Fluorescence Cholangiography Facilitates Identification of Biliary Anatomy

Cristina A Metildi, MD, Sharmeela Kaushal, PhD, Santiago Horgan, MD, Mark A Talamini, MD, Robert M Hoffman, PhD, Michael Bouvet, MD. University of California San Diego Department of Surgery; AntiCancer, Inc., San Diego

Introduction: The aim of this study was to evaluate the autofluorescent properties of bile and the subsequent utility of fluorescence cholangiography to facilitate intraoperative identification of biliary anatomy in mice.

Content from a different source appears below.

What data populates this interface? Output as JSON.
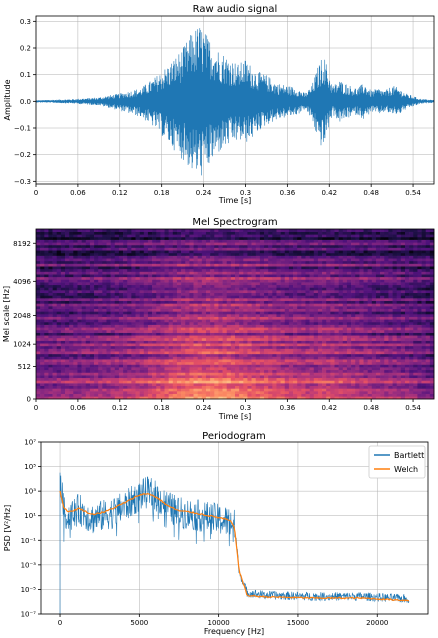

Methods: Diagnostic laparoscopy was performed on four to six week old athymic mice under bright and fluorescence light. Standard bright light laparoscopy (BL) was achieved with a Stryker X8000 xenon light source. Fluorescence laparoscopy (FL) was achieved by placing a 495-nm emission filter between the Stryker L9000 LED light source and a Stryker 1288 HD camera. To achieve mouse laparoscopy, a 2.7 mm 0° laparoscope was inserted through a 3 mm trocar mid-abdomen and secured with a purse string suture. Insufflation was set to a pressure of 2 mm Hg, which permitted sufficient pneumoperitoneum for adequate visualization and manipulation of the laparoscope within the abdominal cavity. Post laparoscopy, the mice were sacrificed and their abdomens exposed for intravital imaging with the OV-100 Small Animal Imaging System to serve as a visualization control. The parameters measured were time to distinguish the common bile duct (CBD) from the cystic duct and the subject’s ability to correctly identify additional biliary anatomy.

Results: Utilizing the autofluorescence of bile in the mouse model improved the subjects’ ability to identify the cystic duct, decreasing the mean time from 37.3 seconds under bright light to 7.6 seconds under fluorescence light (p<0.001). More importantly, time to distinguish the cystic duct from the CBD was also significantly decreased with fluorescence cholangiography (41.4s under bright light vs. 10.3s under fluorescence light, p<0.001). Additionally, fluorescence cholangiography afforded the subjects greater ease in further identifying multiple hepatic ducts. While only 36% of additional biliary anatomy was correctly identified under BL, fluorescence cholangiography permitted proper identification of 80% of biliary anatomy (p<0.001). Overall, fluorescence cholangiography was significantly associated with accurate identification and localization of complete biliary anatomy among all subjects (p=0.014).

Conclusions: The autofluorescence of bile facilitated real-time identification of biliary anatomy in mice during laparoscopy. Fluorescence cholangiography could improve real-time intraoperative identification of biliary anatomy during laparoscopic procedures without additional need for an intraoperative cholangiogram. This technique has potential to decrease the incidence of iatrogenic biliary tract injuries during laparoscopic cholecystectomy without significantly adding to operative time.